Kudüs İbrani Üniversitesi Profesörü Israel Shahak, Yinon'un raporunu temel alarak yazdığı The Zionist Plan for the Middle East (Ortadoğu İçin Siyonist Plan) adlı çalışmasında, raporda yazılanların İsrail'in uzun vadeli stratejisinin bir özeti olduğunu vurgular. Bu yayından 22 yıl sonra, yazıldığı gibi, Irak fiilen üçe bölündü. Şimdi farklı bir durum ortaya çıktı. Türkiye ile Mısır, beraberce Suriye denklemini çözme, Filistin-Gazze meselesini rayına oturtma şansını yakaladılar. İsrail'in korktuğu başına gelecek."

KOMŞUNUN ZİYARETİ
Ömer Özkaya, Türkiye-Mısır beraberliğini bozmaya yönelik taktiklerin de eksik olmayacağını anlatırken, göze batmayan bir geziyi örnek gösterdi: "Mısır eski Cumhurbaşkanı Hüsnü Mübarek ve ailesinin, Yunanistan ve Kıbrıs Rum kesimiyle özel ilişkileri vardı. Yunan İstihbaratı, Suzan Mübarek'in, Mısır devlet sistemi üzerindeki etkisini biliyordu. Bu nedenle de Suzan Mübarek'e hediyeler yağardı. İsrail'in gizli yönlendirmesiyle de, Kıbrıs Rum Kesimi ise Hüsnü Mübarek'in oğulları Cemal ve Ala üzerinde yoğunlaşarak bunların 'kaçak' paralarını kendi borsa ve bankalarında değerlendirdi. Bu ilişkilere, Fener Patrikhanesi ve Yunan Kilisesi'nin, İskenderiye Kilisesi'yle özel ilişkileri de artı katkı sağladı. Yeni Mısır'ın Yeni Türkiye ile artan ilişkilerinden panikleyen Yunan Cumhurbaşkanı Karolos Papulyas, 18 Ekim'de Kahire'ye gitti. Bu ziyaret göze batmadı. Papulyas, Yunanistan'ın Mısır'daki yatırımlarını artıracağını söyledi. Yunanistan iflas etmiş durumda. Rum Kesimi'ndeki kara paralar da tamamen çekiliyor. Peki, bunu hangi parayla yapacaklar. İsrail'in bu işin içinde olacağını hepimiz bilmeliyiz. Başbakan Erdoğan ile Cumhurbaşkanı Mursi'nin beraberliği, sadece İsrail ve Yunanistan'ın manüplasyonlarını önlemenin ötesinde, Batılı devletlerin de oyunlarını bozmaya yetecektir."

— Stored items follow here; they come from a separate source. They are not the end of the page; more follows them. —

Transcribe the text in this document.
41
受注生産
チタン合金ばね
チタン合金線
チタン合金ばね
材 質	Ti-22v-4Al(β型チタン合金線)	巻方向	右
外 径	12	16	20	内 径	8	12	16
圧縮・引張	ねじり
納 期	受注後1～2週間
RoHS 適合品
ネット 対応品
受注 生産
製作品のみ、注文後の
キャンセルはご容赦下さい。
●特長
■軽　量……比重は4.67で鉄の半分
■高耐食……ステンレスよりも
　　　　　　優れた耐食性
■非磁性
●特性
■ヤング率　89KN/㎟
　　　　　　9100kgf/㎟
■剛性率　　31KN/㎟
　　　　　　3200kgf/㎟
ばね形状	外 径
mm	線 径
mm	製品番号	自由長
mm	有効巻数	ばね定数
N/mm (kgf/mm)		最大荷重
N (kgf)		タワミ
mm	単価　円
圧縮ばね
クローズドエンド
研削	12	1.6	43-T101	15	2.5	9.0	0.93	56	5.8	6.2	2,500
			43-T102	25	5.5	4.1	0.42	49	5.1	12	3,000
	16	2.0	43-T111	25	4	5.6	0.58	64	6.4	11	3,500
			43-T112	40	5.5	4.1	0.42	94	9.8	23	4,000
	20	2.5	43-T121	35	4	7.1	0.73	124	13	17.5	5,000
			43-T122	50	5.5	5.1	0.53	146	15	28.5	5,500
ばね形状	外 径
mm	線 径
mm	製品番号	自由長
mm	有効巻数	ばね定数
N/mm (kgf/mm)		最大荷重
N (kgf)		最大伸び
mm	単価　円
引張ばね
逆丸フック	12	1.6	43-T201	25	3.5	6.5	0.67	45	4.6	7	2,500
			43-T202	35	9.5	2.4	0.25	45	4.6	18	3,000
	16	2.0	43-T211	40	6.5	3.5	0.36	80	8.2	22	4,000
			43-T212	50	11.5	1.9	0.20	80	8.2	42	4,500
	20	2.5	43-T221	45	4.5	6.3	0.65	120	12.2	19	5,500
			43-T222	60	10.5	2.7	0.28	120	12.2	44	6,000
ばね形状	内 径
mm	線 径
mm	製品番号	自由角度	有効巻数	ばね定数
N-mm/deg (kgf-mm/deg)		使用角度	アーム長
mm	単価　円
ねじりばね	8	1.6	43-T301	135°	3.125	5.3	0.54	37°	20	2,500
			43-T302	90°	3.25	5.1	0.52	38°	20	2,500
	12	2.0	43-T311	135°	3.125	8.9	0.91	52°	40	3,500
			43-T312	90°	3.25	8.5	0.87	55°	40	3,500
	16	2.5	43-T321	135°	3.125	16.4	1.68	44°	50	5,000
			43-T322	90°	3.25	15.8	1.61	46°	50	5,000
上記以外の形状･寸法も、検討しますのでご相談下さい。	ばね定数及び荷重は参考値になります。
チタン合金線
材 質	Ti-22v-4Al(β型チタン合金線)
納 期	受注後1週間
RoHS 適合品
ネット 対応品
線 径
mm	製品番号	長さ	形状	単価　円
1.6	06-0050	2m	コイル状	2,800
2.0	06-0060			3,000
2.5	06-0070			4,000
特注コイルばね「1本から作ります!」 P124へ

SONUÇ: Ortadoğu'nun iki kilit ülkesi Mısır ve Türkiye, yeni bir dönemin belkemiğini oluşturmak üzere harekete geçmiş bulunuyor. Türkiye- Mısır beraberliği, bölgenin refaha ve demokratik yönetimlere kavuşması açısından belirleyici olmaya adaydır.